Module 4: Statistical Linear Regression Models

\[ \mathbb{V}\left[ Y_i \mid X_i = x_i \right] = \sigma^2. \]

Interpreting regression coefficients

The intercept

  • \(\beta_0\) is the expected value of the response when the predictor is \(0\). \[ \mathbb{E}\left[ Y_i \mid X_i = 0 \right] = \beta_0 + \beta_{1} \times 0 = \beta_0 \]

  • Note, this isn’t always of interest, for example when \(X = 0\) is impossible or far outside of the range of the data (X is blood pressure or height, etc)

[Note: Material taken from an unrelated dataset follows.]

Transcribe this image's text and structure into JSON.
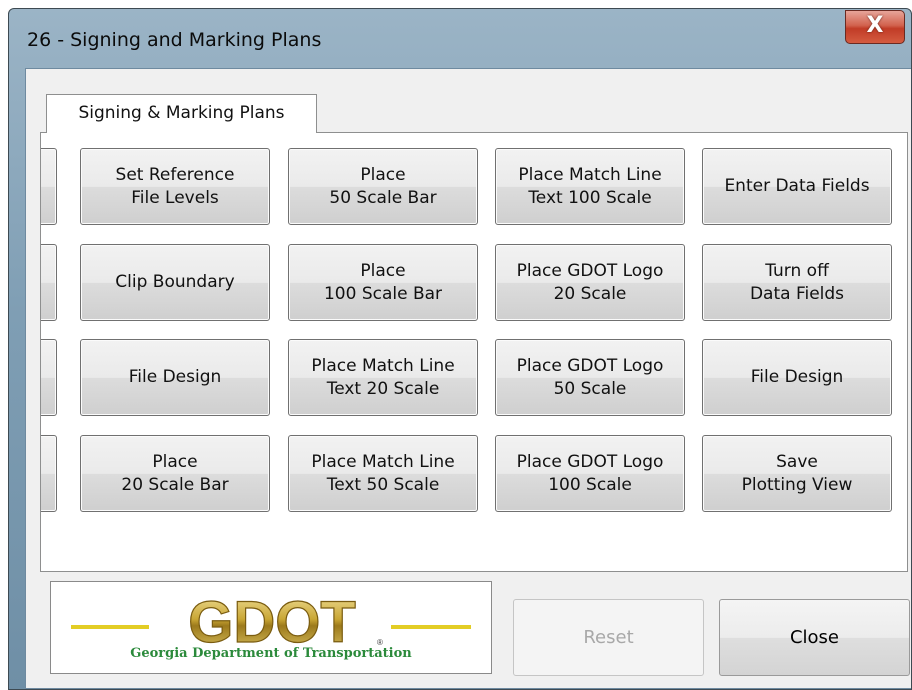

  • Consider that \[ Y_i = \beta_0 + \beta_1 X_i + \epsilon_i = \beta_0 + \beta_1 \alpha + \beta_1 (X_i - \alpha) + \epsilon_i = \bar{\beta_0} + \beta_1 (X_i - \alpha) + \epsilon_i, \] so shifting the \(X_i\) values by a value of \(\alpha\) changes the intercept but not the slope.

  • Often \(\alpha\) is set to \(\bar{X}\) so that the intercept is interpreted as the expected response at the average \(X\) value.

The slope

  • \(\beta_1\) is the expected change in response for a 1 unit change in the predictor

\[ \mathbb{E}\left[ Y_i \mid X_i = x + 1 \right] - \mathbb{E}\left[ Y_i \mid X_i = x \right] = \beta_0 + \beta_1 (x + 1) + \epsilon_i - \beta_0 + \beta_1 (x) + \epsilon_i = \beta_1 \]

  • Consider the impact of changing the units of \(X\) \[ Y_i = \beta_0 + \beta_1 X_i + \epsilon_i = \beta_0 + \frac{\beta_1}{\alpha}X_i\alpha + \epsilon_i = \beta_0 + \bar{\beta}_{1}X_i\alpha + \epsilon_i , \] so multiplication of \(X\) by a factor \(\alpha\) results in dividing the coefficent by a factor of \(\alpha\).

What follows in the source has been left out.